There are clear reasons why content marketing is such an important part of many fintech firms’ marketing strategies. Given their disruptive nature, fintechs face challenges around awareness and trust. Typically, the content for financial marketing is complicated and jargon-heavy, but fintech brands often look to challenge the status quo by creating a new, more accessible world, which means they need to build confidence in their products and educate their audiences. According to Demand Metric, on average, content marketing pulls in three times as many leads and costs 62 per cent less than traditional marketing.
Content marketing is particularly effective in very competitive sectors, such as retail finance, where Deko operates. With retailers eager to boost sales, retail finance helps firms offer flexible payment options at the checkout. Initially, the traditional retail providers represented single lenders, but more recently companies, such as Deko, offer multi-product, multi-lender checkout finance solutions, which ensure the best match for the customer, retailer, and lender. This approach increases lenders’ acceptance rates and the basket range covered, with many of the businesses Deko works with benefiting from up to a 24 per cent increase in conversions. Given our complex offering, we rely on content to educate and ensure our value proposition stands out from the crowd.
Set clear and concise goals
To be effective, the content strategy you implement must help outline the value that your business will add to the consumer. There are multiple types of content that should be included in your strategy to ensure success – whether it is an educational long-form blog content, short social media posts or email marketing. Setting clear and concise goals will make measuring your ROI simple, as you will know what to look for.
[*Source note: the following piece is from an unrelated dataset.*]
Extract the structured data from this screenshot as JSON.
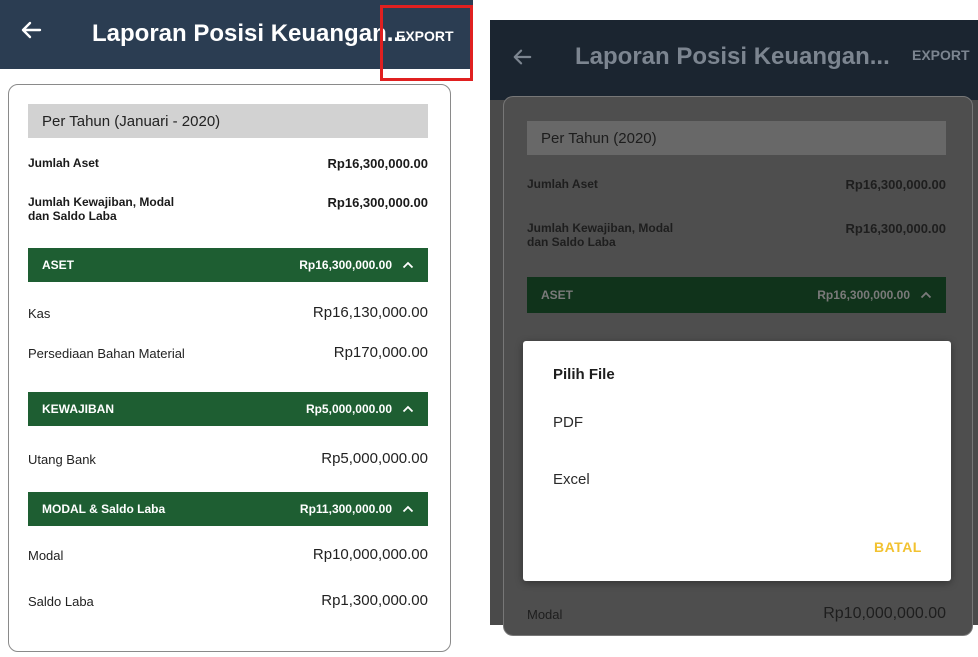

Content marketing requires consistent effort. It’s unlikely that you will see clear results as soon as you start posting a few blogs or writing an eBook about your products and services. However, if you remain persistent and have a good strategy in place, it will only be a matter of time before you start seeing a return on your investment. Relevant and value-adding content that benefits customers and gets them to repeatedly visit your website is key. Additionally, it is important to ensure that the content strategy and the content itself are SEO-optimized and easily visible on Google, which comes from having a high performing website.
Utilize tracking tools
There are a wide variety of useful tools, such as Google Analytics, that can help you track the ROI of your content marketing. You can track the number of sessions, traffic, and how long people stay on a page – just about anything to do with the piece of content. UTM codes, for example, allow you to examine where users are coming from when they click on a link.
This allows you to evaluate the success of pieces of content based on their ability to drive traffic to the more important parts of your website, such as product pages and checkout areas.
Analyze the results of your efforts
In a perfect scenario, your content marketing efforts will lead to direct sales. Yet, as content marketing occurs at the early stages of the sales funnel, this is not always the case. So, you cannot anticipate a guaranteed increase in sales volumes from a blog post, email or social media post.
What you can do is use a tracking and attribution tool to monitor the interest and understand how your content is influencing your end results. How many sign-ups are you getting from your newsletter? Is your follower count increasing across your social media platforms? How much time are people spending reading your blog posts? Finding the answers to these questions can provide you with a clearer idea about whether your content marketing efforts are yielding a return.
Factors such as sign-ups and increased follower counts might not immediately equate to increased sales, but through this engagement with your customers, you are taking an important step in building the brand and your trustworthiness, which in time will result in more sales.
Ask for feedback
Not all ROI measurements need to be based on quantitative data. Asking for regular feedback from your customers and peers will ultimately help you gain a better understanding of the impact your content marketing strategy is having on its intended targets.
The beginning of your content marketing efforts will look very different to the end result. That’s because as time passes you should use all your gained knowledge to adapt and tweak your strategy to reflect the insights you have gained during your research. This is why feedback is necessary to create an effective content marketing strategy and provide detailed ROI measurement.
Monitor metrics to continuously improve
Content marketing is a great way to boost the efforts of your online or physical stores and build a more extensive base of customers. By tracking your ROI metrics, you can make sure that you are constantly improving how you reach customers and discovering new ways to offer them even better products and services.